La necessità di una profonda opera educativa capace di costruire nel Paese rapporti pacifici tra la comunità cristiana e quella musulmana è stata poi ribadita dall'arcivescovo cattolico di Mombasa, Boniface Lele. Intervenendo all'università di Londra a una conferenza sulle relazioni tra islam e cristianesimo in Africa, il presule ha portato la propria testimonianza di pastore in un territorio a maggioranza musulmana. In particolare l'arcivescovo ha apprezzato l'opera di alcune organizzazioni in cui fedeli delle due religioni offrono in vari luoghi dell'Africa, e senza alcuna discriminazione, servizi sanitari, educativi e alimentari. E ha citato l'esempio dei Coast Interfaith Councils of Kenya, finanziati dai Catholic Relief Services.

Il presule ha anche segnalato la necessità di accettare la sfida del dialogo interreligioso. Una strada che spesso incontra ancora notevoli resistenze, ma che non può che essere percorsa. "Finora - ha detto - le attività volte a un dialogo tra cristiani e musulmani sono state dirette da vescovi interessati, singoli sacerdoti e istituti religiosi poco coordinati tra loro". Nonostante questo, ha sottolineato, è stato però possibile formare un certo numero di persone competenti e in grado di avviare un serio dialogo interreligioso. "Dovremmo testimoniare l'amore di Dio - ha detto il presule - senza distinzioni. Del resto, le persone d'ogni cultura e religione sono fatte a immagine di Dio".

L'arcivescovo ha quindi sottolineato le differenze, a volte notevoli, esistenti all'interno delle diverse confessioni cristiani nel concepire le relazioni con le comunità musulmane.
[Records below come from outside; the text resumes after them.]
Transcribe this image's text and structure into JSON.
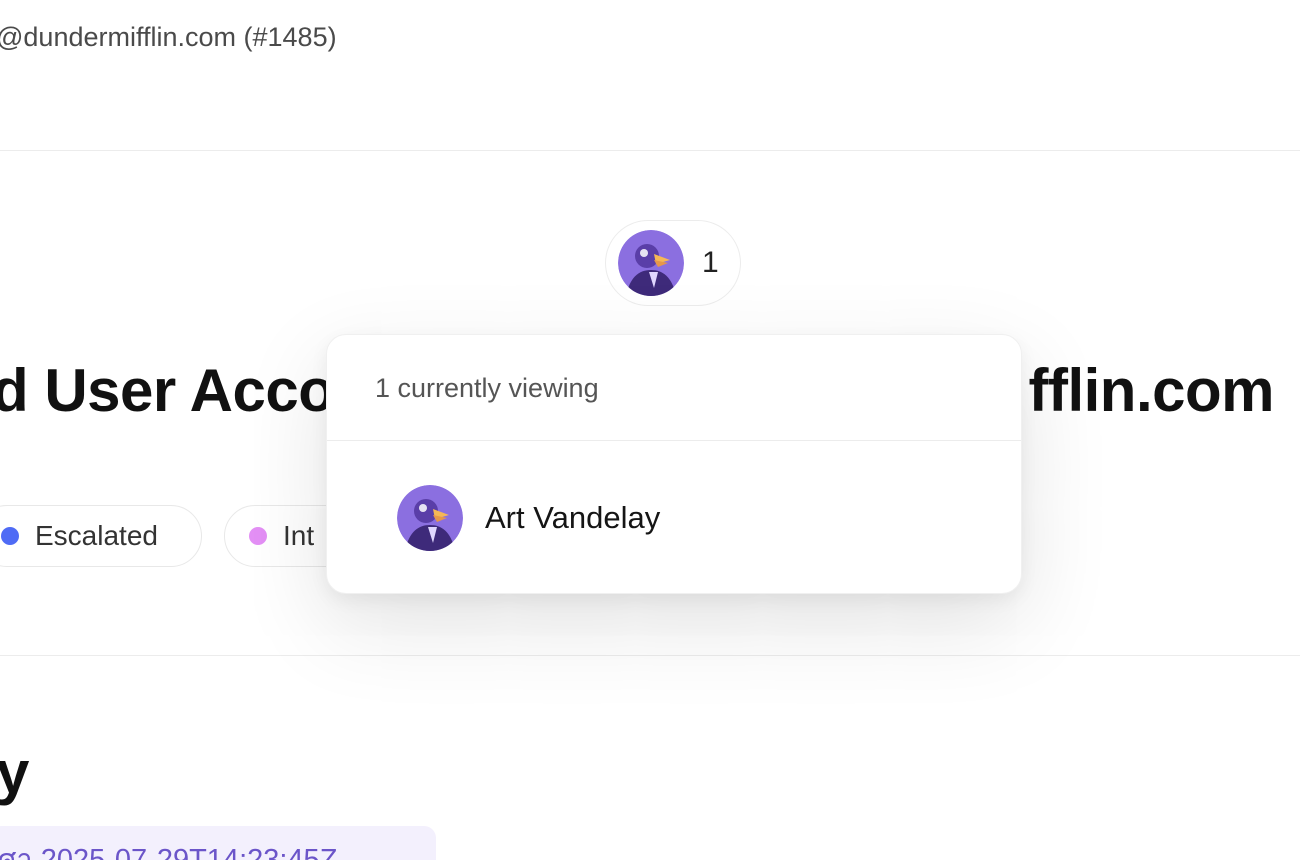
{
  "header": {
    "requester_email_fragment": "@dundermifflin.com (#1485)"
  },
  "ticket": {
    "title_visible_start": "d User Acco",
    "title_visible_end": "fflin.com",
    "tags": [
      {
        "label": "Escalated",
        "dot_color": "#4f6bf5"
      },
      {
        "label": "Int",
        "dot_color": "#e38ff5"
      }
    ]
  },
  "presence": {
    "viewer_count": "1",
    "popover_heading": "1 currently viewing",
    "viewers": [
      {
        "name": "Art Vandelay",
        "avatar_icon": "user-avatar-icon"
      }
    ]
  },
  "activity": {
    "section_title_fragment": "y",
    "timestamp_fragment": "ศา 2025-07-29T14:23:45Z"
  },
  "colors": {
    "avatar_bg": "#8b6fe0",
    "accent": "#6b55c9"
  }
}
E ha osservato che senza solide relazioni ecumeniche la missione di dialogare con gli islamici sarà per forza di cose frammentaria e quindi poco efficace. "Spero che a poco a poco - ha detto - gli stessi chierici superino l'atteggiamento di difesa della propria religione". E allo stesso modo, ha auspicato, che sappiano anche cercare insieme "nella storia e nella teologia per comprendere meglio le loro rispettive responsabilità nelle violenze del passato, per essere testimoni di pace nel mondo di oggi".

Riferendosi all'arcidiocesi di Mombasa, l'arcivescovo Lele ha indicato la sfida del pluralismo nelle scuole gestite da cattolici, ma frequentate per la maggior parte da studenti musulmani. "Di recente - ha detto - la questione dell'uso dell'hijab (velo) da parte delle ragazze nelle scuole d'ispirazione cattolica ha provocato un acceso dibattito". Secondo Lele, c'è bisogno di una politica governativa globale su questioni come gli indumenti religiosi degli studenti, la dieta e la distribuzione di banchi tra ragazzi e ragazze. Sono anche necessarie politiche su come adattare i molteplici calendari religiosi, le preghiere quotidiane e settimanali e il culto in Kenya senza interrompere l'insegnamento.